Aaliya Saleh, 72 ans, a les cheveux bleus et une passion pour la traduction. Retraitée après avoir exercé dans une librairie, cette septuagénaire s'est créée un monde qui la protège de l'extérieur, du passé, des souvenirs, des autres. Répudiée par son impuissant de mari, isolée dans sa famille, abandonnée par sa grande amie Hannah qui a décidé de cesser de rêver sa vie, Aaliya se réfugie dans son appartement, véritable cocon où s'empilent toutes sortes de romans, dont ceux de ses auteurs préférés, Pessoa, Nabokov ou Kafka. Quand la majeure partie des gens se remet de son réveillon du jour de l'an, Aaliya, elle, a un autre rituel : après avoir allumé deux bougies pour Walter Benjamin, elle choisit avec délectation le titre du roman qu'elle va traduire. Armée de la traduction anglaise et de la française, elle s'attache à rendre en arabe les subtilités du récit. Plaisir solitaire puisqu'elle ne se soucie pas de se faire éditer ni même de se faire lire. Cette tâche lui convient, l'isole et lui permet de s'échapper de Beyrouth en guerre, d'un monde qui lui échappe et de relations familiales difficiles. C'est entre les pages de ces ouvrages qu'elle vit pleinement. Femme forte en apparence, elle révèle, au gré de ses nombreuses digressions, bien des failles : femme seule, sans enfants, elle s'est fabriquée toute seule. Ainsi, c'est en autodidacte qu'elle a découvert Chopin et la musique classique. Décontenancée par les atteintes du temps (son extrême sensiblerie la paralyse), solitaire (les attentions du gardien du musée national de Beyrouth la touchent) voire isolée, elle a du mal à trouver sa place dans la vie normale. Qui plus est dans une Beyrouth en guerre, abîmée et meurtrie par les conflits. Heureusement, les "vies de papier" la portent et l'aident à voir s'écouler le temps, à rester en vie. Voici d'ailleurs ce qu'elle écrit : "Je me suis depuis bien longtemps abandonnée au plaisir aveugle de l'écrit. La littérature est mon bac à sable. J'y joue, j'y construis mes forts et mes châteaux, j'y passe un temps merveilleux. C'est le monde à l'extérieur de mon bac à sable qui me pose problème.Je me suis adaptée avec docilité, quoique de manière non conventionnelle, au monde visible, afin de pouvoir me retirer sans grands désagréments dans mon monde intérieur de livres. Pour filer cette métamorphose sableuse, si la littérature est mon bac à sable, alors le monde réel est mon sablier- un sablier qui s'écoule grain par grain.

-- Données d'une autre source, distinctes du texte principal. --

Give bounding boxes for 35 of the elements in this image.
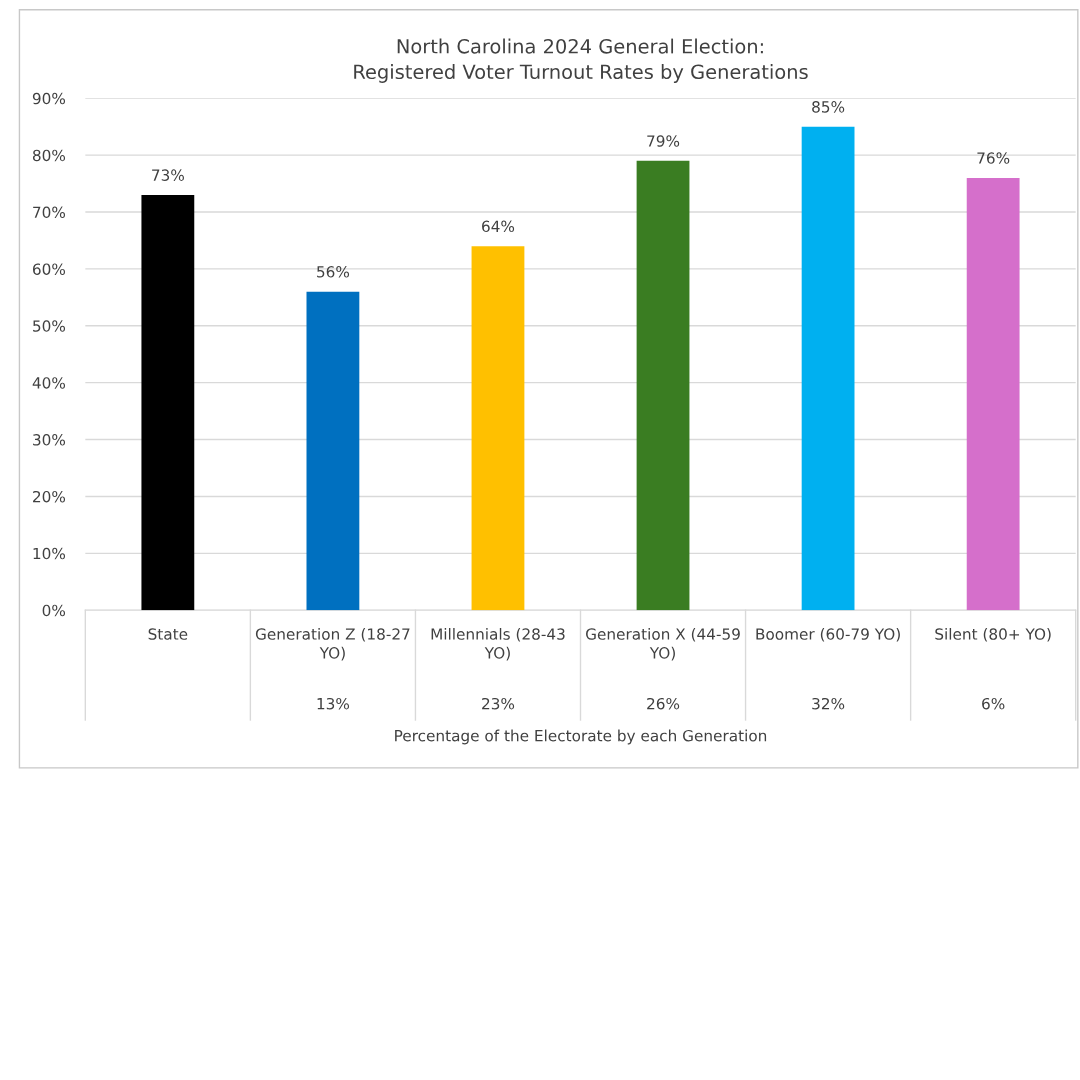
x-axis-title: Percentage of the Electorate by each Generation (395, 729, 767, 745)
x-tick-label: Millennials (28-43 YO) (431, 628, 565, 661)
text: 23% (482, 697, 515, 710)
x-tick-label: Generation X (44-59 YO) (586, 628, 740, 661)
chart-title: North Carolina 2024 General Election: Registered Voter Turnout Rates by Generations (354, 38, 808, 83)
y-tick-label: 70% (33, 206, 66, 219)
data-label: 64% (482, 220, 515, 233)
y-tick-label: 0% (42, 604, 66, 617)
data-label: 73% (152, 169, 184, 181)
y-tick-label: 10% (33, 547, 66, 560)
data-label: 56% (317, 266, 350, 278)
x-tick-label: Silent (80+ YO) (935, 628, 1051, 642)
x-tick-label: State (148, 628, 188, 640)
bar (471, 246, 525, 611)
bar (141, 194, 195, 611)
data-label: 85% (812, 101, 845, 113)
text: 13% (317, 697, 350, 710)
y-tick-label: 90% (32, 92, 66, 105)
data-label: 79% (647, 135, 680, 147)
y-tick-label: 60% (32, 263, 66, 275)
bar (306, 291, 360, 611)
text: 6% (982, 697, 1005, 710)
bar (801, 126, 855, 611)
y-tick-label: 80% (32, 149, 66, 162)
x-tick-label: Boomer (60-79 YO) (756, 628, 900, 642)
text: 32% (812, 697, 845, 710)
bar (966, 177, 1020, 611)
bar (636, 160, 690, 611)
y-tick-label: 50% (33, 320, 66, 332)
text: 26% (647, 697, 680, 710)
y-tick-label: 40% (32, 377, 66, 389)
x-tick-label: Generation Z (18-27 YO) (255, 628, 410, 661)
y-tick-label: 20% (33, 490, 66, 503)
y-tick-label: 30% (33, 434, 66, 446)
data-label: 76% (977, 152, 1010, 164)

La littérature m'apporte la vie, et la vie me tue." (p. 15)
Un moment particulièrement poignant : celui où Aaliya, après avoir refusé que sa mère, très diminuée, vienne vivre chez elle, se retrouve chez son demi-frère pour comprendre le cri d'horreur que sa génitrice a poussé en la voyant. S'ensuit alors, après une longue attente, un lavage des pieds de l'aïeule effectué avec douceur et délicatesse. Un moment suspendu où la fille prend soin de sa mère et renoue un contact fort. Un autre plus léger mais porteur d'optimisme : celui où, aidée de ses voisines Aaliya se retrouve à faire sécher toutes les pages volantes de ses manuscrits qui ont pris l'eau. Beau moment de solidarité entre femmes.
Un très beau livre, émouvant et fort.